Arthur ferme les yeux comme on le lui demande, mais avec un certain ressentiment par rapport à l'entité qui y habite. Il compte bien racheter sa dignité immédiatement.

"C'est une migraine," devine-t-il. Il réalisé maintenant que c'est ce qu'il ressent, cette tension dans le front. Evidemment, sans l'impression qu'on lui enfonce un clou dans l'oeil, c'est plus difficile
à reconnaître.

"Fais-la partir !"

"C'est infernal, pas vrai ?"

"Votre concept de l'enfer est risible par rapport aux royaumes qui existent vraiment, et aussi, arrête d'être condescendant !" répond John. "Mais aussi, oui. Si tu avais jamais besoin d'une preuve, je ne pourrais pas te rendre tes yeux, même si je le voulais. Je le veux très fort maintenant."

Arthur doit avouer qu'un tel aveu ne fait rien pour exciter sa compassion.

"Mais évidemment, si j'avais le choix, je préfèrerais encore jeter cette migraine dans le néant pour que personne n'en profite. Arthur ! Réponds-moi ! Ne fais pas ta mauvaise tête ! Comment ça s'arrête ? Ca finit par s'arrêter, pas vrai ?"

Ca y est, il a réussi à l'attendrir.

"Je vais entrouvrir les yeux, et tu vas me guider jusqu'à la cuisine. Je prendrai un verre d'eau dont j'ai grand besoin, et aussi une aspirine. Cela devrait le faire passer..."

"Oh, cette potion magique renommée ? Oui, cela me semble un bon plan."

"Cela prendra bien une demi-heure, par contre."

La déception de John est palpable alors qu'il guide Arthur jusqu'à sa pharmacie portable. Il a arrêté de se plaindre, pourtant, peut-être parce que cela rend les choses pires. Arthur retourne se coucher, ferme les yeux. Il avait presque oublié à quel point il était malade aussi. Entendre les complaintes de John est une distraction.

D'ailleurs, cela lui donne une idée.

"John ?"

"Oui ?"

"As-tu une idée du reste de l'affliction qui nous touche, sans rapport avec les yeux, et sinon, veux-tu le savoir ?"

Arthur peut presque ressentir John hésiter, se demander s'il y a un piège dans cette proposition.

"Je crois," finit-il par répondre d'un ton fier, "que cela me ferait plaisir."

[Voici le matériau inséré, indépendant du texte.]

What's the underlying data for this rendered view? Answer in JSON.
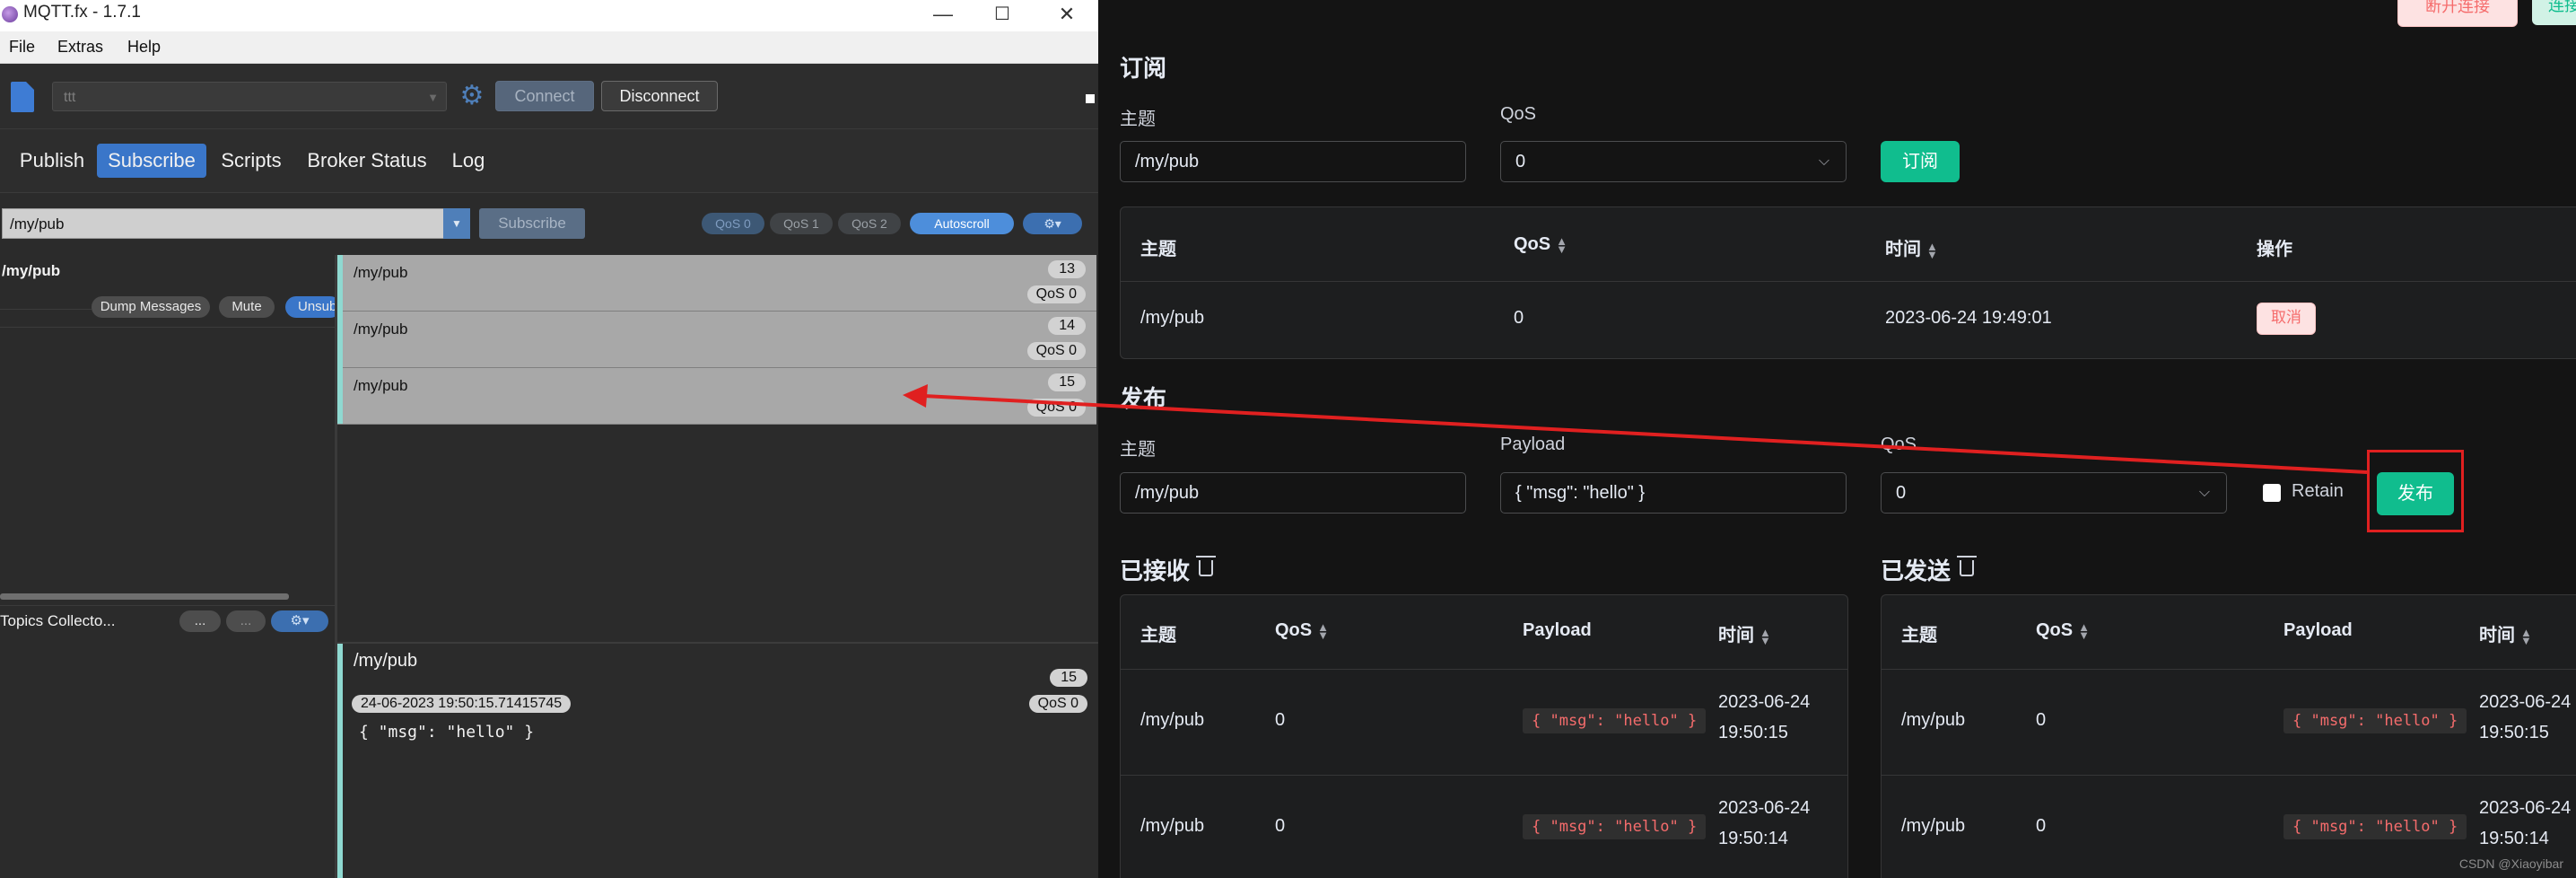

Arthur lui raconte avec des mots aussi précis qu'il peut les malheurs de l'expérience humaine, et John découvre avec gratitude toute la moitié de cette maladie dont il ne souffre pas. Ce partage forcé rend les choses plus tolérables, pour une fois.

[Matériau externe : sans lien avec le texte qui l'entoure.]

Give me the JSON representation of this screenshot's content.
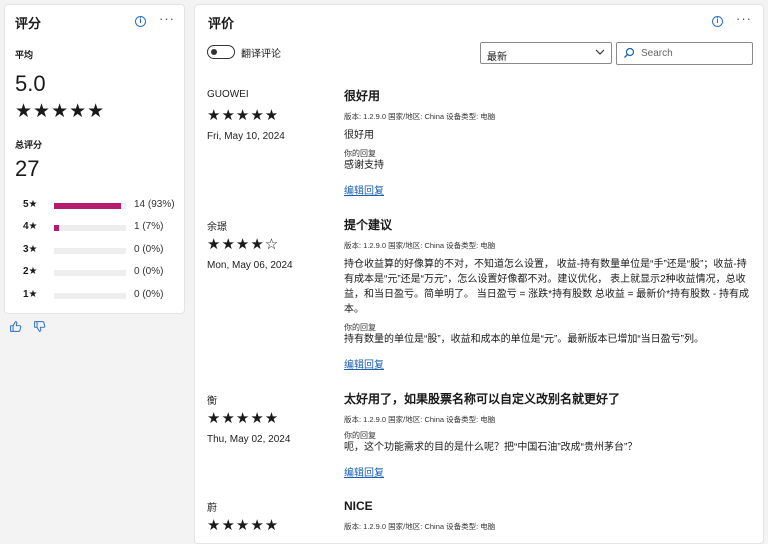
{
  "summary": {
    "title": "评分",
    "average_label": "平均",
    "average_value": "5.0",
    "average_stars": "★★★★★",
    "total_label": "总评分",
    "total_value": "27",
    "distribution": [
      {
        "star_label": "5★",
        "count_label": "14 (93%)",
        "fraction": 0.93
      },
      {
        "star_label": "4★",
        "count_label": "1 (7%)",
        "fraction": 0.07
      },
      {
        "star_label": "3★",
        "count_label": "0 (0%)",
        "fraction": 0
      },
      {
        "star_label": "2★",
        "count_label": "0 (0%)",
        "fraction": 0
      },
      {
        "star_label": "1★",
        "count_label": "0 (0%)",
        "fraction": 0
      }
    ]
  },
  "reviews_panel": {
    "title": "评价",
    "translate_label": "翻译评论",
    "sort_value": "最新",
    "search_placeholder": "Search"
  },
  "reviews": [
    {
      "author": "GUOWEI",
      "stars": "★★★★★",
      "date": "Fri, May 10, 2024",
      "title": "很好用",
      "meta": "版本: 1.2.9.0 国家/地区: China 设备类型: 电脑",
      "body": "很好用",
      "reply_label": "你的回复",
      "reply": "感谢支持",
      "edit_label": "编辑回复"
    },
    {
      "author": "余璟",
      "stars": "★★★★☆",
      "date": "Mon, May 06, 2024",
      "title": "提个建议",
      "meta": "版本: 1.2.9.0 国家/地区: China 设备类型: 电脑",
      "body": "持仓收益算的好像算的不对，不知道怎么设置， 收益-持有数量单位是“手”还是“股”；收益-持有成本是“元”还是“万元”，怎么设置好像都不对。建议优化， 表上就显示2种收益情况，总收益，和当日盈亏。简单明了。 当日盈亏 = 涨跌*持有股数 总收益 = 最新价*持有股数 - 持有成本。",
      "reply_label": "你的回复",
      "reply": "持有数量的单位是“股”，收益和成本的单位是“元”。最新版本已增加“当日盈亏”列。",
      "edit_label": "编辑回复"
    },
    {
      "author": "衡",
      "stars": "★★★★★",
      "date": "Thu, May 02, 2024",
      "title": "太好用了，如果股票名称可以自定义改别名就更好了",
      "meta": "版本: 1.2.9.0 国家/地区: China 设备类型: 电脑",
      "body": "",
      "reply_label": "你的回复",
      "reply": "呃，这个功能需求的目的是什么呢？把“中国石油”改成“贵州茅台”？",
      "edit_label": "编辑回复"
    },
    {
      "author": "蔚",
      "stars": "★★★★★",
      "date": "",
      "title": "NICE",
      "meta": "版本: 1.2.9.0 国家/地区: China 设备类型: 电脑",
      "body": "",
      "reply_label": "",
      "reply": "",
      "edit_label": ""
    }
  ],
  "colors": {
    "accent_bar": "#b51c6f",
    "link": "#1b5fb2",
    "info_icon": "#2c6fc7"
  },
  "icons": [
    "info-icon",
    "more-icon",
    "thumb-up-icon",
    "thumb-down-icon",
    "chevron-down-icon",
    "search-icon"
  ]
}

"Je n'ai aucune envie de ton corps entier." conclut John.

"Tant mieux ! Ce n'est pas une option !"

"Tes yeux vont un peu mieux, mais j'ai l'impression que je ressens cette lourdeur des membres que tu décris, dans ta main et tes doigts. Oh, et aussi des frissons de froid ! Cela devient pire ! Tu es sûr que ton aspirine n'a pas été remplacée par du poison ?"

"C'est vraiment juste ton imagination, John."

Arthur tapote la main de John - redécouvre l'étrangeté de ne ressentir le contact que d'un seul côté - et la recouvre de la sienne, au cas où l'un d'entre eux aurait à nouveau des frissons de froid.